The famous fox and boot logo was first used by Peal & Co, an English bootmaker. In 1964, Peal & Co sold the goodwill of its business and the use of its trademark to Brooks Brothers UK Limited (a subsidiary of the well-known US menswear group) and in 1965 it ceased trading.  Following the demise of the Peal & Co business, W.S Foster & Son Limited (a shoe retailer on London’s Jermyn Street), recruited an employee of Peal & Co and (apparently at the employee’s suggestion) commenced its own use of the fox and boot logo.  In 2005, Brooks Brothers opened a number of UK stores.  Having realized that some of Brooks Brothers’ shoes featured the fox and boot logo, W.S Foster brought proceedings against Brooks Brothers before the UK High Court.

Claim Of Passing Off

W.S Foster brought its claim under the tort of passing off, an English law concept which allows retailers to preclude competitors from “passing off” goodwill associated with the retailer (such as in a brand) as their own.  W.S Foster argued that the fox and boot logo was easily recognizable and that their customers would associate the logo with their brand.  The High Court agreed, finding that that it was highly likely that those who saw the logo on Brooks Brothers’ goods would assume that either they were manufactured by W.S Foster, or that the logo was connected to the company in some way.  This was notwithstanding the fact W.S Foster traded from Jermyn Street, since their customers in fact came from over 70 countries.
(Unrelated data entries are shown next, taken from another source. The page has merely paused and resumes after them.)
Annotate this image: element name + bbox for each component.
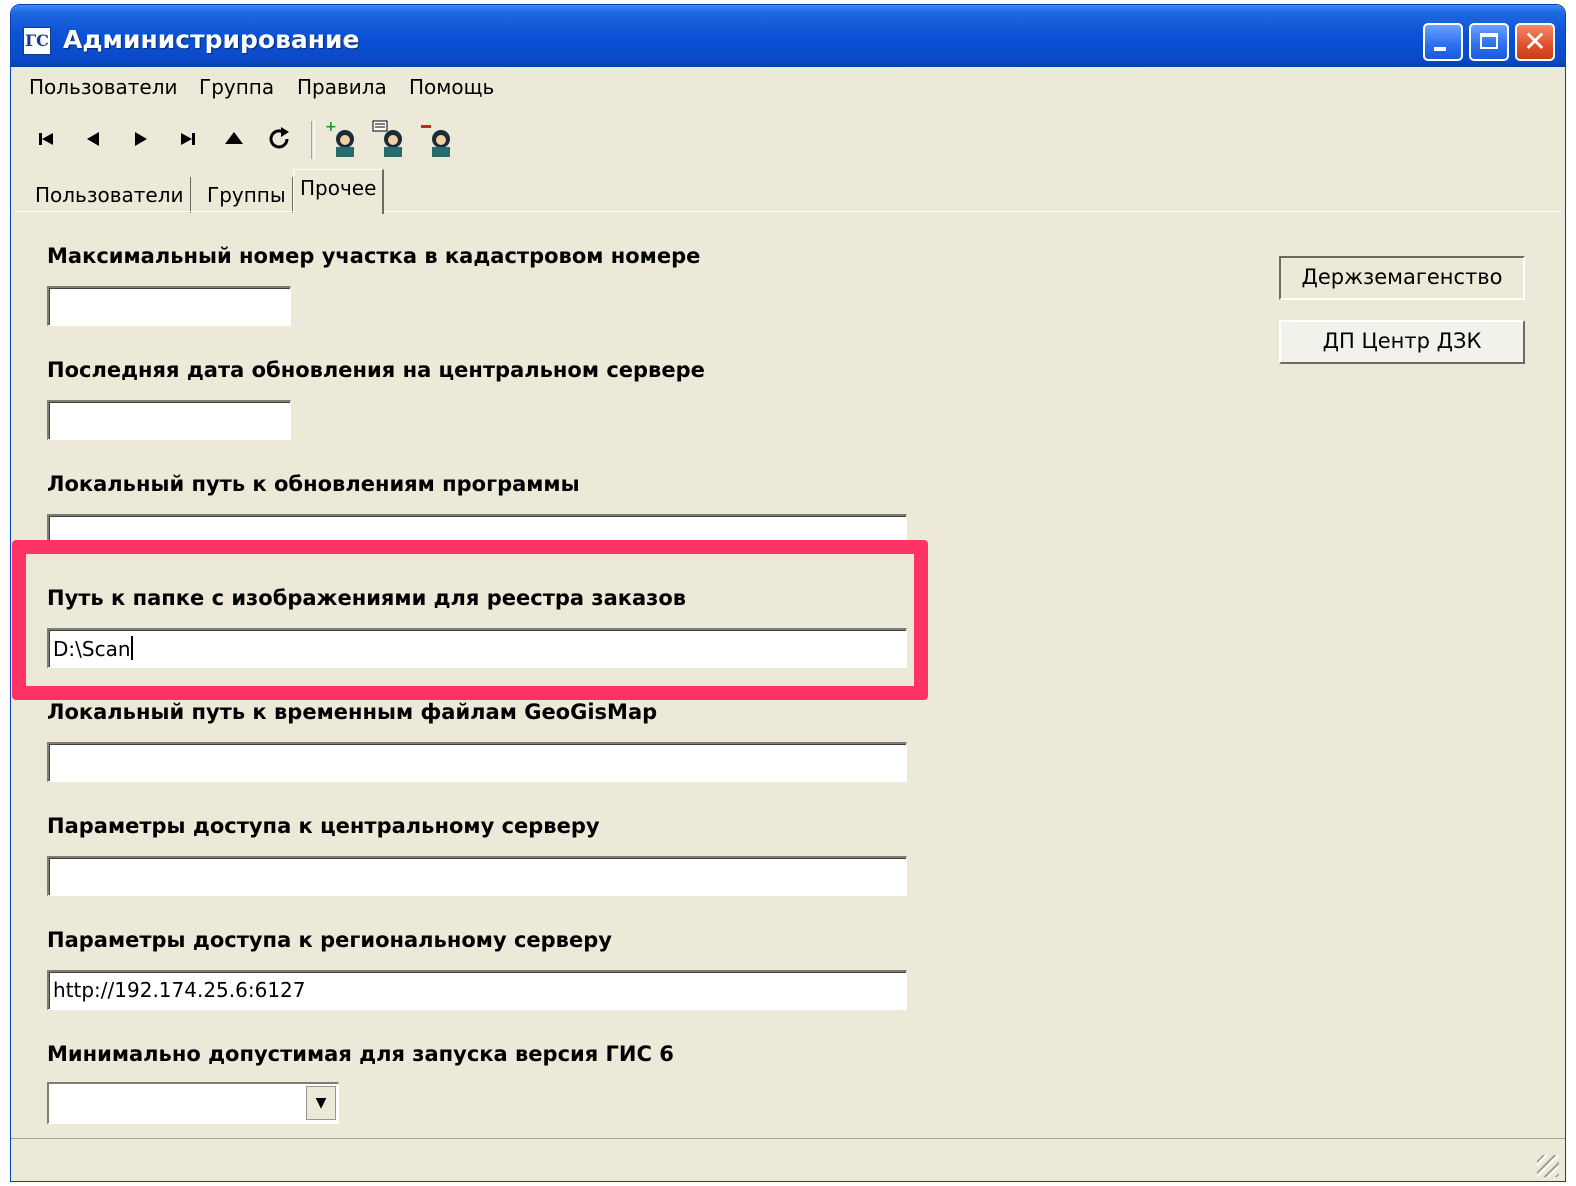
dp-center-dzk-button[interactable]: ДП Центр ДЗК [1279, 320, 1525, 364]
minimize-icon [1434, 47, 1446, 51]
max-parcel-input[interactable] [47, 286, 291, 326]
central-server-input[interactable] [47, 856, 907, 896]
text-caret [130, 636, 133, 660]
title-bar[interactable]: ГС Администрирование ✕ [11, 5, 1565, 67]
tab-other[interactable]: Прочее [293, 169, 385, 214]
status-bar [11, 1138, 1565, 1181]
dropdown-arrow-icon[interactable]: ▼ [306, 1086, 336, 1120]
first-record-icon[interactable] [31, 123, 65, 155]
tab-users[interactable]: Пользователи [29, 177, 191, 213]
minimize-button[interactable] [1423, 23, 1463, 61]
menu-help[interactable]: Помощь [409, 75, 494, 99]
menu-bar: Пользователи Группа Правила Помощь [11, 67, 1565, 109]
min-gis-version-select[interactable]: ▼ [47, 1082, 339, 1124]
field-label-last-update: Последняя дата обновления на центральном… [47, 358, 705, 382]
maximize-button[interactable] [1469, 23, 1509, 61]
last-update-input[interactable] [47, 400, 291, 440]
tab-groups[interactable]: Группы [201, 177, 293, 213]
field-label-max-parcel: Максимальный номер участка в кадастровом… [47, 244, 701, 268]
delete-user-icon[interactable] [419, 119, 459, 161]
field-label-central-server: Параметры доступа к центральному серверу [47, 814, 600, 838]
field-label-regional-server: Параметры доступа к региональному сервер… [47, 928, 612, 952]
other-tab-panel: Максимальный номер участка в кадастровом… [15, 211, 1561, 1140]
svg-text:+: + [325, 119, 337, 135]
close-icon: ✕ [1523, 25, 1547, 58]
maximize-icon [1480, 33, 1498, 49]
images-path-input[interactable]: D:\Scan [47, 628, 907, 668]
temp-path-input[interactable] [47, 742, 907, 782]
local-update-path-input[interactable] [47, 514, 907, 554]
field-label-images-path: Путь к папке с изображениями для реестра… [47, 586, 687, 610]
derzhzem-button[interactable]: Держземагенство [1279, 256, 1525, 300]
prev-record-icon[interactable] [77, 123, 111, 155]
window-title: Администрирование [63, 25, 360, 54]
toolbar-separator [311, 121, 315, 159]
toolbar: + [11, 111, 1565, 167]
field-label-local-update-path: Локальный путь к обновлениям программы [47, 472, 580, 496]
menu-users[interactable]: Пользователи [29, 75, 178, 99]
menu-rules[interactable]: Правила [297, 75, 387, 99]
field-label-temp-path: Локальный путь к временным файлам GeoGis… [47, 700, 658, 724]
close-button[interactable]: ✕ [1515, 23, 1555, 61]
refresh-icon[interactable] [263, 123, 297, 155]
add-user-icon[interactable]: + [323, 119, 363, 161]
regional-server-input[interactable]: http://192.174.25.6:6127 [47, 970, 907, 1010]
app-icon: ГС [23, 27, 51, 55]
up-icon[interactable] [217, 123, 251, 155]
last-record-icon[interactable] [169, 123, 203, 155]
images-path-value: D:\Scan [53, 637, 131, 661]
tab-strip: Пользователи Группы Прочее [11, 167, 1565, 214]
field-label-min-gis-version: Минимально допустимая для запуска версия… [47, 1042, 674, 1066]
next-record-icon[interactable] [123, 123, 157, 155]
resize-grip-icon[interactable] [1537, 1155, 1559, 1177]
admin-window: ГС Администрирование ✕ Пользователи Груп… [10, 4, 1566, 1182]
edit-user-icon[interactable] [371, 119, 411, 161]
menu-group[interactable]: Группа [199, 75, 274, 99]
Brooks Brothers UK Limited tried to defend itself on the grounds the logo was a part of “common ancestry”, and that fact they had a close business connection with Peal & Co gave them concurrent goodwill.  However, the decision went against Brooks Brothers, with the court finding that Peal & Co had abandoned its business, including its goodwill, when it ceased to trade.  Moreover, Brooks Brothers had, through its inactivity prior to 2005, failed to take steps to preserve that goodwill.  As a result, the use by Brooks Brothers of the fox and boot logo amounted to passing off.  The decision demonstrates that, while often regarded as a tricky cause of action to bring successfully, the English law of passing off is very much alive and kicking, providing an important remedy for owners of unregistered brands.